La collusion dans la passation des marchés publics s’étend de plus en plus et coûte donc énormément à la trésorerie nationale.
C’est pour tenter d’endiguer sa généralisation que le Conseil de la concurrence s’est penché, hier, dans un séminaire à Alger, sur ce phénomène. « Il s’agit de prendre des mesures spécifiques pour lutter contre cette pratique. C’est le but de ce séminaire. Car cette question ne concerne pas uniquement le conseil de la concurrence. Ce dernier n’est qu’un maillon de la chaîne devant intervenir pour lutter contre ce phénomène », souligne le président du Conseil de la concurrence, Amara Zitouni.
Mais d’abord un rappel sur la signification de collusion. Selon le sous-directeur de la réglementation division marchés publics au ministère des Finances, Omar Laâdjel, ce terme renferme toute entente « secrète » entre un groupe d’entreprises, lors d’un appel d’offres, pour faire augmenter les prix des services ou produits sollicités, notamment, tout en conservant l’apparence concurrentielle du marché.
En clair, « il y a un appel d’offres, et puis, des entreprises s’entendent entre elles, dans le plus grand secret, pour qu’un produit de dix dinars par exemple augmente à 20 DA. Les dix dinars majorés iront dans leur poches et ça sera une perte pour le trésor public », explique-t-il, précisant que les offres collusoires ciblent particulièrement les marchés publics.
Le caractère secret de la collusion la rend difficile à détecter et, surtout, à prouver. Toutefois, le représentant du ministère des Finances assure que des indices peuvent amener les responsables des marchés publics à ouvrir une enquête. « A condition toutefois que les personnes chargées de récolter les indices soient hautement qualifiées.
Détecter une collusion dépend essentiellement de l’intelligence et du savoir-faire de l’enquêteur ou du personnel des marchés publics. C’est pour cette raison que la formation a été exigée dans la réglementation relative aux marchés publics », fait-il savoir, signalant, par ailleurs, que les indices ne sont pas des preuves irréfutables.
Il indique que quand des prix d’un produit ou d’un service, lors d’une commande publique, sont plus élevés que le prix de référence ou au contraire, très bas, c’est un indice de collusion.
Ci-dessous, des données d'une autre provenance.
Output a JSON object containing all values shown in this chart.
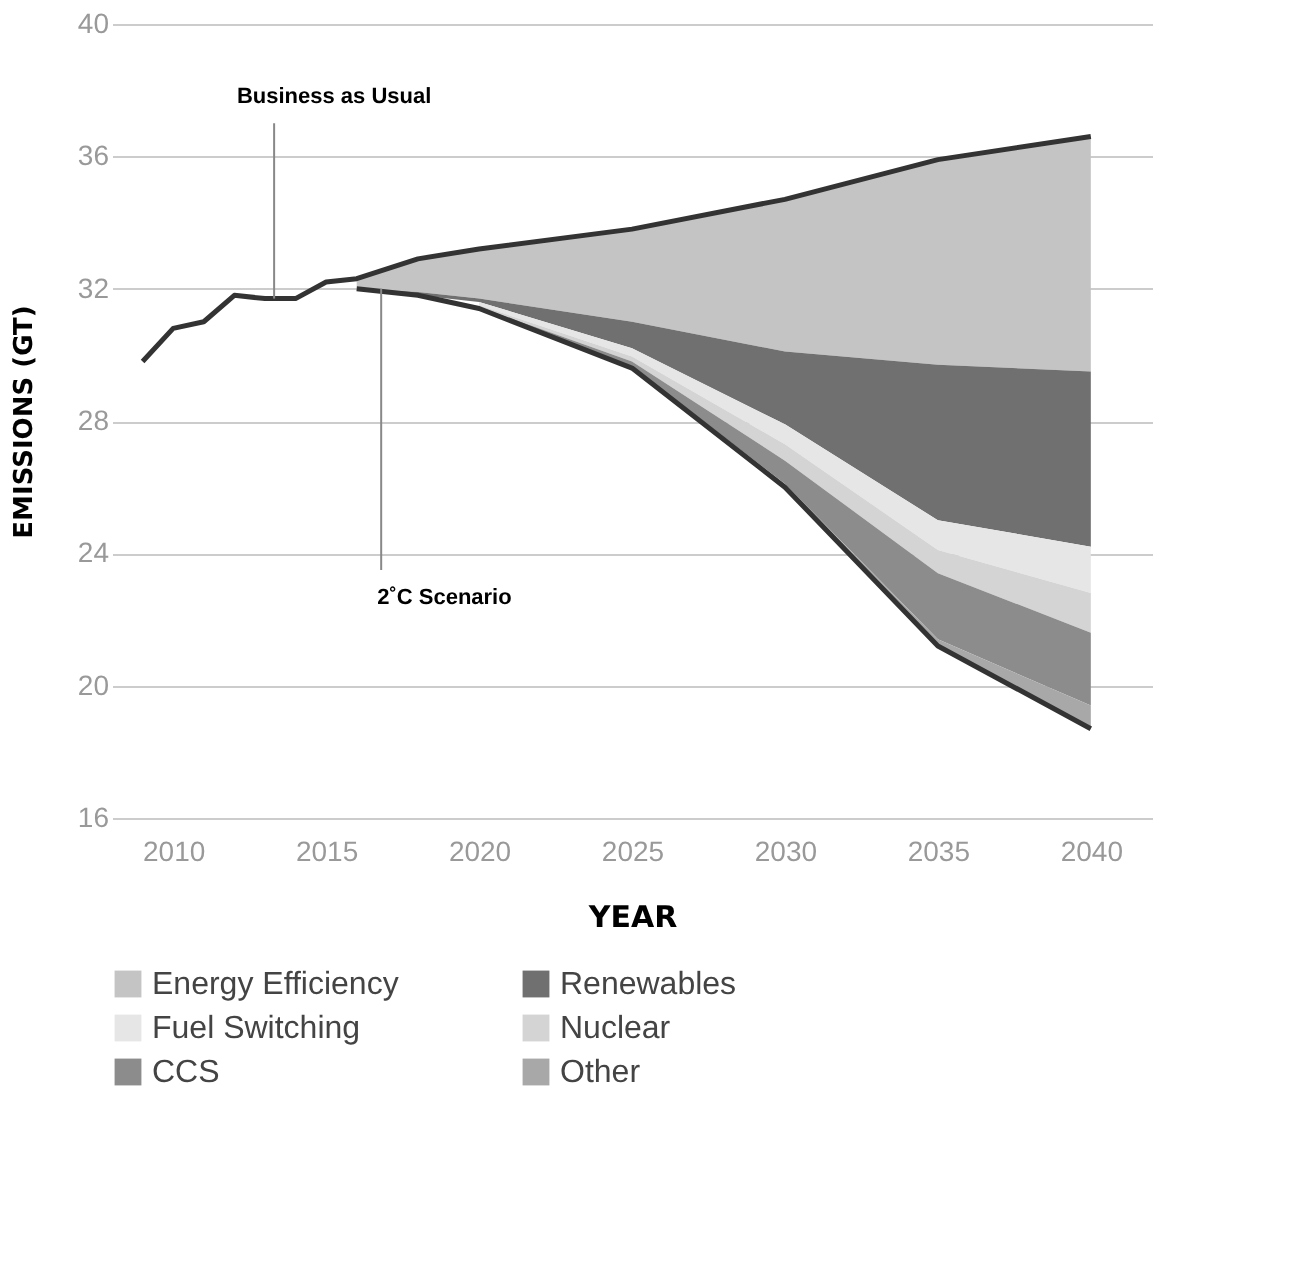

Autre signe : la présence d’un nombre restreint de soumissionnaires pour un appel d’offres.
C’est un indice aussi quand des soumissionnaires qui participent à chaque fois aux appels d’offres mais sans jamais obtenir le marché.
Le doute est également permis quand un soumissionnaire devient un sous-traitant. « J’insiste sur la formation et la qualification. Sans cela, on ne pourra pas relever les indices qui attireront l’attention des responsables des marchés publics », soutient Omar Laâdjel, notant que moins il y a d’entreprises qui participent aux appels d’offres, plus il y a risque de collusion.
Les commandes répétitives favorisent aussi cette pratique. Pour la prévenir, le sous-directeur de la réglementation division marchés publics au ministère des Finances recommande aux offreurs de procéder à des achats groupés. Plus la commande groupée est importante, plus les prix tendent vers la baisse.
En outre, pour lutter contre ce phénomène, la mise en place d’un système d’information est nécessaire pour la circulation des données ainsi qu’une coopération entre les administrations.
Laâdjel a estimé également que la création de l’autorité de régulation des marchés publics et d’un observatoire de la commande publique sous la direction de cette dernière contribuera à lutter efficacement contre la collusion. « La réglementation condamne l’abus de position dominante mais elle ne fait pas référence à la collusion », relève Laâdjel. De ce fait, ce dernier propose que les émetteurs d’appels d’offres s’engagent à s’abstenir à s’entendre avec une entreprise donnée.
Pour ce qui est des cas de collusion enregistrés en Algérie ces derniers temps, les intervenants n’ont pas pu se prononcer. « Nous n’avons pas pu avoir des statistiques relatives aux infractions dans les marchés publics de ces 5 dernières années », confie Slimani Djilali, membre permanent au Conseil de la concurrence.